Blazing through the gears and the switchbacks, I marvel at the profusion of flowers and the sweetness of the air in the hills around Grasse, a center of perfume manufacture for centuries. It’s a place I wanted to see (and smell) in person, as I have a date with a perfumer this afternoon. Brimming with the fragrances of jasmine, lavender, and orange blossom, I curve back toward the sea, drinking in the howl of a hand-built twin-turbo V8.
Back in Nice’s historic center, I lunch on crispy-creamy panisses (chickpea flour fritters) and fillets of bream dressed in tangy sauce tomate at Restaurant Acchiardo, a font of Nicoise specialties since 1927. Afterward, at Trésors Publics, a shop dealing exclusively in artisanal French goods, I stock up on herbes de Provence and scented soaps from the very town I just circumnavigated, Grasse. Treasures in hand, I slip back into the DB12’s hand-stitched leather embrace, shooting past the verdant Promenade du Paillon and east out of the city to the Moyenne Corniche, one of the most scenic roads on the planet.
I race upward along the cliff’s edge to the Medieval village of Èze. In the workshop of Maison de Parfums Galimard—originally founded in Grasse in 1747—I inhale the tutelage of Galimard’s perfumer, Yusuke Masuda, who leads me in a fragrance-creation course. By the end of the lesson, I’ve concocted a perfume laced with white musk, fig, neroli, bergamot, and lavender. The synergy is intriguing: floral, with a subtle animal intensity.
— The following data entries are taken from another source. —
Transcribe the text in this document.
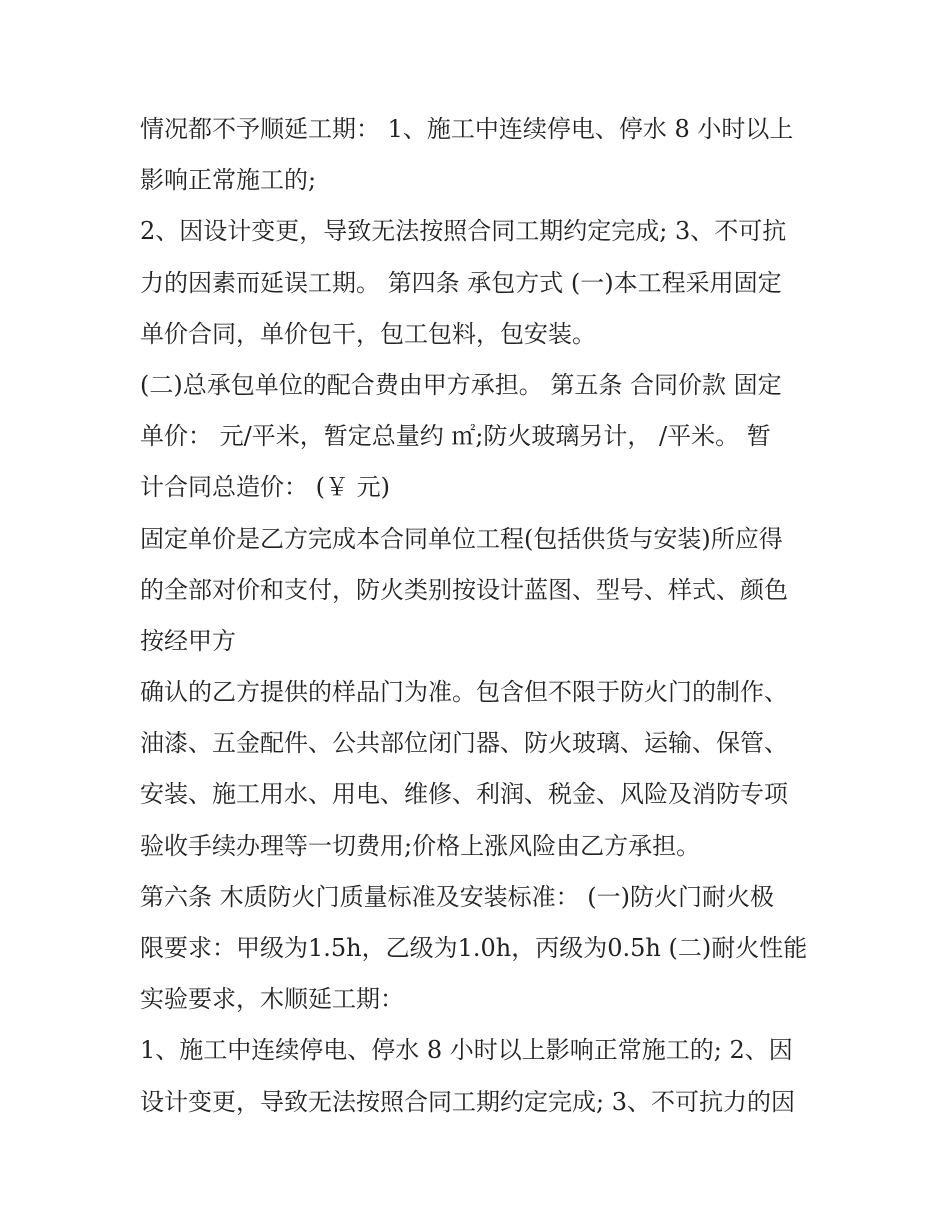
情况都不予顺延工期： 1、施工中连续停电、停水 8 小时以上
影响正常施工的;
2、因设计变更，导致无法按照合同工期约定完成; 3、不可抗
力的因素而延误工期。 第四条 承包方式 (一)本工程采用固定
单价合同，单价包干，包工包料，包安装。
(二)总承包单位的配合费由甲方承担。 第五条 合同价款 固定
单价： 元/平米，暂定总量约 ㎡;防火玻璃另计， /平米。 暂
计合同总造价： (￥ 元)
固定单价是乙方完成本合同单位工程(包括供货与安装)所应得
的全部对价和支付，防火类别按设计蓝图、型号、样式、颜色
按经甲方
确认的乙方提供的样品门为准。包含但不限于防火门的制作、
油漆、五金配件、公共部位闭门器、防火玻璃、运输、保管、
安装、施工用水、用电、维修、利润、税金、风险及消防专项
验收手续办理等一切费用;价格上涨风险由乙方承担。
第六条 木质防火门质量标准及安装标准： (一)防火门耐火极
限要求：甲级为1.5h，乙级为1.0h，丙级为0.5h (二)耐火性能
实验要求，木顺延工期：
1、施工中连续停电、停水 8 小时以上影响正常施工的; 2、因
设计变更，导致无法按照合同工期约定完成; 3、不可抗力的因
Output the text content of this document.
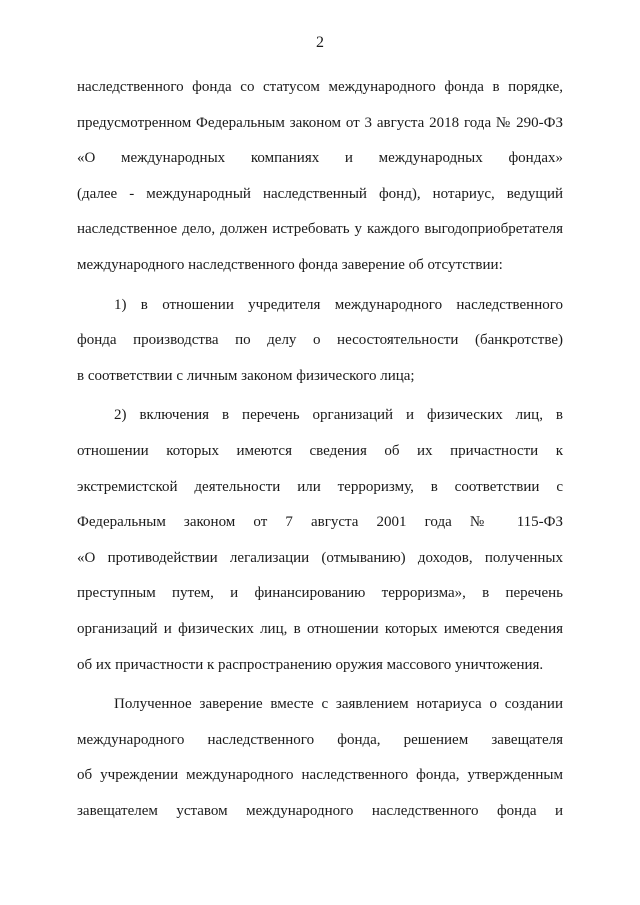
2
наследственного фонда со статусом международного фонда в порядке,
предусмотренном Федеральным законом от 3 августа 2018 года № 290-ФЗ
«О международных компаниях и международных фондах»
(далее - международный наследственный фонд), нотариус, ведущий
наследственное дело, должен истребовать у каждого выгодоприобретателя
международного наследственного фонда заверение об отсутствии:
1) в отношении учредителя международного наследственного
фонда производства по делу о несостоятельности (банкротстве)
в соответствии с личным законом физического лица;
2) включения в перечень организаций и физических лиц, в
отношении которых имеются сведения об их причастности к
экстремистской деятельности или терроризму, в соответствии с
Федеральным законом от 7 августа 2001 года № 115-ФЗ
«О противодействии легализации (отмыванию) доходов, полученных
преступным путем, и финансированию терроризма», в перечень
организаций и физических лиц, в отношении которых имеются сведения
об их причастности к распространению оружия массового уничтожения.
Полученное заверение вместе с заявлением нотариуса о создании
международного наследственного фонда, решением завещателя
об учреждении международного наследственного фонда, утвержденным
завещателем уставом международного наследственного фонда и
From Galimard, it’s a short, steep walk to La Chèvre d’Or, the two- Michelin-starred restaurant at the Hôtel Château de la Chèvre d’Or. Swooning over the view of Golfe de Saint-Hospice (not to mention chef Arnaud Faye’s preserved octopus with rose-scented beets), I consider my next move in the DB12. A quick lap of Saint-Jean-Cap-Ferrat? Or perhaps an expedition to Paris? I know a nice little restaurant off the Place de la Concorde, and this Aston Martin can fly.
The Car
2024 Aston Martin DB12 Last May’s Cannes Film Festival was an appropriate venue for the unveiling of the Aston Martin DB12, considering that the British automaker’s DB series is as synonymous with cinema as it is with the jet set among which MI6’s top agent tends to circulate. The coupe is so potent (671 horsepower, a top speed of 202 miles per hour) and luxurious (hand-stitched Bridge of Weir hides, an 1170-watt Bowers & Wilkins sound system) that Aston Martin calls it the world’s first super tourer.